I noticed that the phrase E PLURIBUS UNUM is not a simple expression for the American people. Perhaps this unofficial motto defines the best national ideal of the nation. It is amazing that this country has managed to keep its identity and unity even as it welcomes thousands of new immigrants every year. U.S. institutions, supported by a strong civil society, also manage to further and sustain a development for the country, despite obvious differences among the population, like those based on race, religious beliefs, political beliefs, or culture. U.S. society itself plays a very important regulatory role as well. It actively and successfully promotes the idea of tolerance, as well as dialogue as a means of resolving disputes.

It seems that the idea of liberty is at the foundation of American society. Liberty is basically expressed in all aspects of life. At the same time, people do not confuse liberty with anarchy. For sure, such a high level of freedom has been achieved and maintained only because people play such active roles in society. American people never stop fighting for and insisting on their freedom. Any attempt to limit or restrain their freedom is quickly rebuked by civil society. And in order to protect their freedom when threatened, people use the remedies offered by the Constitution, especially through the courts.


Mass media also plays an important role in the U.S. It contributes significantly to the improvement of the democratic institutions by playing a dual role in U.S. democracy: first, it is a voice for civil society, and second, it facilitates public monitoring and control over state institutions. Every person contributes to the development of this enormous social enterprise.

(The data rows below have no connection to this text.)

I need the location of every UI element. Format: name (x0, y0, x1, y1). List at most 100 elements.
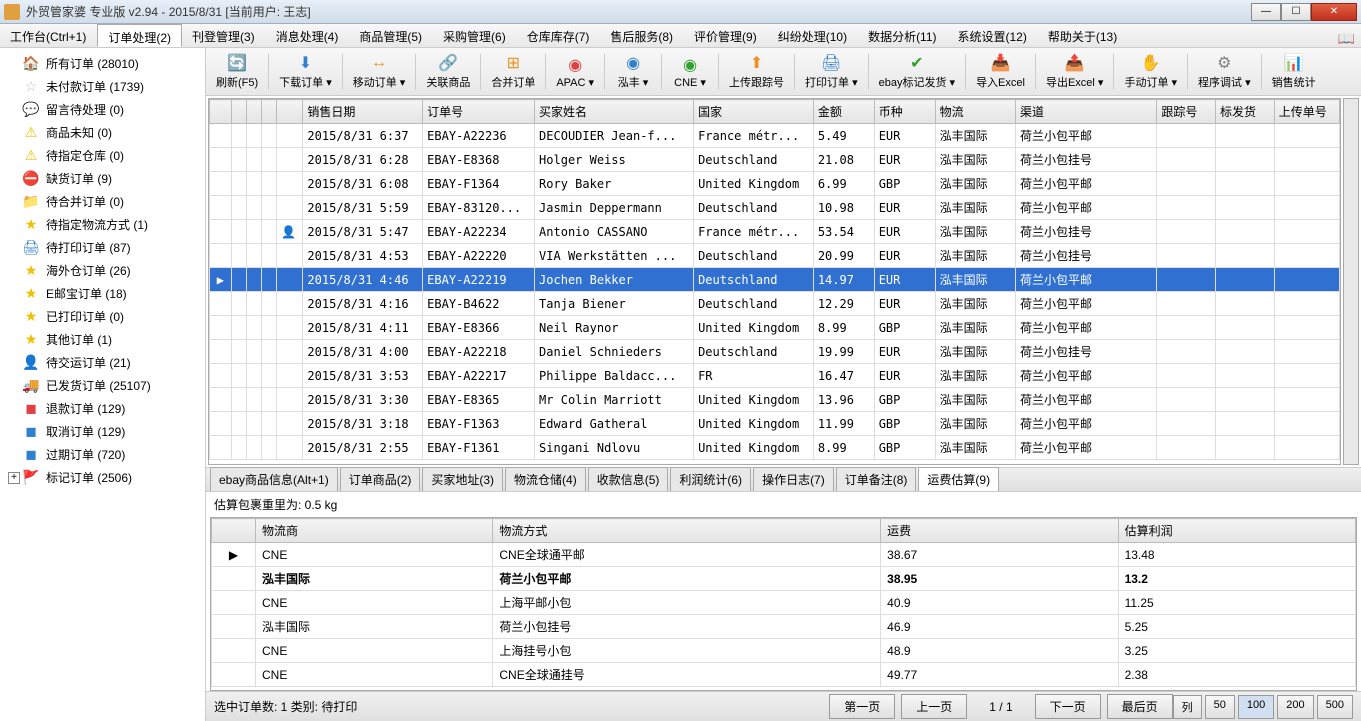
est-column-header[interactable]: 物流商 (255, 519, 492, 543)
minimize-button[interactable]: — (1251, 3, 1281, 21)
est-row[interactable]: CNE上海平邮小包40.911.25 (212, 591, 1356, 615)
toolbar-导出Excel[interactable]: 📤导出Excel ▾ (1040, 51, 1109, 92)
toolbar-ebay标记发货[interactable]: ✔ebay标记发货 ▾ (873, 51, 961, 92)
sidebar-item[interactable]: 🖨待打印订单 (87) (0, 236, 205, 259)
maximize-button[interactable]: ☐ (1281, 3, 1311, 21)
sidebar-item[interactable]: ⚠商品未知 (0) (0, 121, 205, 144)
table-row[interactable]: 2015/8/31 2:55EBAY-F1361Singani NdlovuUn… (210, 436, 1340, 460)
column-header[interactable] (246, 100, 261, 124)
column-header[interactable]: 跟踪号 (1157, 100, 1216, 124)
est-row[interactable]: 泓丰国际荷兰小包挂号46.95.25 (212, 615, 1356, 639)
table-row[interactable]: ▶2015/8/31 4:46EBAY-A22219Jochen BekkerD… (210, 268, 1340, 292)
toolbar-手动订单[interactable]: ✋手动订单 ▾ (1118, 51, 1183, 92)
size-100[interactable]: 100 (1238, 695, 1274, 719)
est-column-header[interactable]: 物流方式 (493, 519, 881, 543)
table-row[interactable]: 2015/8/31 5:59EBAY-83120...Jasmin Depper… (210, 196, 1340, 220)
size-列[interactable]: 列 (1173, 695, 1202, 719)
table-row[interactable]: 2015/8/31 4:11EBAY-E8366Neil RaynorUnite… (210, 316, 1340, 340)
column-header[interactable]: 渠道 (1016, 100, 1157, 124)
est-row[interactable]: CNE上海挂号小包48.93.25 (212, 639, 1356, 663)
sidebar-item[interactable]: ⚠待指定仓库 (0) (0, 144, 205, 167)
nav-下一页[interactable]: 下一页 (1035, 694, 1101, 719)
sidebar-item[interactable]: ★其他订单 (1) (0, 328, 205, 351)
column-header[interactable] (277, 100, 303, 124)
toolbar-关联商品[interactable]: 🔗关联商品 (420, 51, 476, 92)
column-header[interactable]: 销售日期 (303, 100, 423, 124)
toolbar-APAC[interactable]: ◉APAC ▾ (550, 53, 600, 91)
sidebar-item[interactable]: ★海外仓订单 (26) (0, 259, 205, 282)
estimate-grid[interactable]: 物流商物流方式运费估算利润▶CNECNE全球通平邮38.6713.48泓丰国际荷… (210, 517, 1357, 691)
sidebar-item[interactable]: ◼退款订单 (129) (0, 397, 205, 420)
detail-tab[interactable]: 订单商品(2) (340, 467, 421, 491)
sidebar-item[interactable]: ★已打印订单 (0) (0, 305, 205, 328)
sidebar-item[interactable]: 📁待合并订单 (0) (0, 190, 205, 213)
sidebar-item[interactable]: 💬留言待处理 (0) (0, 98, 205, 121)
expand-icon[interactable]: + (8, 472, 20, 484)
sidebar-item[interactable]: 🏠所有订单 (28010) (0, 52, 205, 75)
table-row[interactable]: 2015/8/31 6:08EBAY-F1364Rory BakerUnited… (210, 172, 1340, 196)
column-header[interactable]: 金额 (813, 100, 874, 124)
menu-售后服务(8)[interactable]: 售后服务(8) (600, 24, 684, 47)
menu-评价管理(9)[interactable]: 评价管理(9) (684, 24, 768, 47)
column-header[interactable] (231, 100, 246, 124)
est-column-header[interactable] (212, 519, 256, 543)
nav-上一页[interactable]: 上一页 (901, 694, 967, 719)
toolbar-下载订单[interactable]: ⬇下载订单 ▾ (273, 51, 338, 92)
table-row[interactable]: 2015/8/31 4:00EBAY-A22218Daniel Schniede… (210, 340, 1340, 364)
table-row[interactable]: 2015/8/31 6:28EBAY-E8368Holger WeissDeut… (210, 148, 1340, 172)
est-column-header[interactable]: 运费 (881, 519, 1118, 543)
orders-grid[interactable]: 销售日期订单号买家姓名国家金额币种物流渠道跟踪号标发货上传单号2015/8/31… (208, 98, 1341, 465)
table-row[interactable]: 2015/8/31 4:53EBAY-A22220VIA Werkstätten… (210, 244, 1340, 268)
nav-第一页[interactable]: 第一页 (829, 694, 895, 719)
detail-tab[interactable]: 订单备注(8) (836, 467, 917, 491)
table-row[interactable]: 2015/8/31 3:53EBAY-A22217Philippe Baldac… (210, 364, 1340, 388)
size-500[interactable]: 500 (1317, 695, 1353, 719)
est-row[interactable]: CNECNE全球通挂号49.772.38 (212, 663, 1356, 687)
toolbar-程序调试[interactable]: ⚙程序调试 ▾ (1192, 51, 1257, 92)
column-header[interactable]: 国家 (694, 100, 814, 124)
menu-订单处理(2)[interactable]: 订单处理(2) (97, 24, 182, 47)
detail-tab[interactable]: 收款信息(5) (588, 467, 669, 491)
est-row[interactable]: 泓丰国际荷兰小包平邮38.9513.2 (212, 567, 1356, 591)
menu-刊登管理(3)[interactable]: 刊登管理(3) (182, 24, 266, 47)
detail-tab[interactable]: 利润统计(6) (670, 467, 751, 491)
menu-工作台(Ctrl+1)[interactable]: 工作台(Ctrl+1) (0, 24, 97, 47)
size-50[interactable]: 50 (1205, 695, 1235, 719)
menu-仓库库存(7)[interactable]: 仓库库存(7) (517, 24, 601, 47)
table-row[interactable]: 2015/8/31 4:16EBAY-B4622Tanja BienerDeut… (210, 292, 1340, 316)
menu-数据分析(11)[interactable]: 数据分析(11) (858, 24, 947, 47)
detail-tab[interactable]: 物流仓储(4) (505, 467, 586, 491)
column-header[interactable]: 物流 (935, 100, 1015, 124)
column-header[interactable]: 买家姓名 (535, 100, 694, 124)
sidebar-item[interactable]: ★E邮宝订单 (18) (0, 282, 205, 305)
menu-系统设置(12)[interactable]: 系统设置(12) (948, 24, 1038, 47)
toolbar-CNE[interactable]: ◉CNE ▾ (666, 53, 714, 91)
column-header[interactable] (262, 100, 277, 124)
column-header[interactable] (210, 100, 232, 124)
detail-tab[interactable]: 买家地址(3) (422, 467, 503, 491)
grid-scrollbar[interactable] (1343, 98, 1359, 465)
sidebar-item[interactable]: ◼取消订单 (129) (0, 420, 205, 443)
menu-帮助关于(13)[interactable]: 帮助关于(13) (1038, 24, 1128, 47)
toolbar-上传跟踪号[interactable]: ⬆上传跟踪号 (723, 51, 790, 92)
toolbar-泓丰[interactable]: ◉泓丰 ▾ (609, 51, 657, 92)
menu-采购管理(6)[interactable]: 采购管理(6) (433, 24, 517, 47)
sidebar-item[interactable]: 👤待交运订单 (21) (0, 351, 205, 374)
sidebar-item[interactable]: ★待指定物流方式 (1) (0, 213, 205, 236)
table-row[interactable]: 2015/8/31 6:37EBAY-A22236DECOUDIER Jean-… (210, 124, 1340, 148)
menu-消息处理(4)[interactable]: 消息处理(4) (266, 24, 350, 47)
menu-纠纷处理(10)[interactable]: 纠纷处理(10) (768, 24, 858, 47)
toolbar-销售统计[interactable]: 📊销售统计 (1266, 51, 1322, 92)
detail-tab[interactable]: 操作日志(7) (753, 467, 834, 491)
detail-tab[interactable]: 运费估算(9) (918, 467, 999, 491)
column-header[interactable]: 上传单号 (1274, 100, 1339, 124)
menu-商品管理(5)[interactable]: 商品管理(5) (349, 24, 433, 47)
size-200[interactable]: 200 (1277, 695, 1313, 719)
column-header[interactable]: 标发货 (1216, 100, 1275, 124)
toolbar-导入Excel[interactable]: 📥导入Excel (970, 51, 1031, 92)
sidebar-item[interactable]: 🚚已发货订单 (25107) (0, 374, 205, 397)
table-row[interactable]: 2015/8/31 3:30EBAY-E8365Mr Colin Marriot… (210, 388, 1340, 412)
table-row[interactable]: 2015/8/31 3:18EBAY-F1363Edward GatheralU… (210, 412, 1340, 436)
toolbar-合并订单[interactable]: ⊞合并订单 (485, 51, 541, 92)
table-row[interactable]: 👤2015/8/31 5:47EBAY-A22234Antonio CASSAN… (210, 220, 1340, 244)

I have never seen people so involved in volunteer activities or in efforts that support the community. Americans take their role in society and in the work place very seriously. They are highly specialized and are focused on doing one thing, but doing it their best. In paying great attention to the American people's approach to their jobs, I found that a bus driver or a museum guide (see my post on facebook about the guide from the Capitol who speaks 56 languages) is a Stradivarius in his field.

It is easy to conclude that the U.S. is a country where any human being on earth can find a place. Personally, I would like to live in this country. But I have a moral duty to my nation, to my ancestors, and to my children. I have to do something for my country - Moldova. It is my country, and even though it is facing tough times now, I cannot leave it. I am Moldovan. By helping my country, I help myself. I had taken for granted the fact that I had the chance to grow up and go to school in my country during a time of peace. But my country supported me when I was in need. Now that I have the ability to do something for my country, I must do it.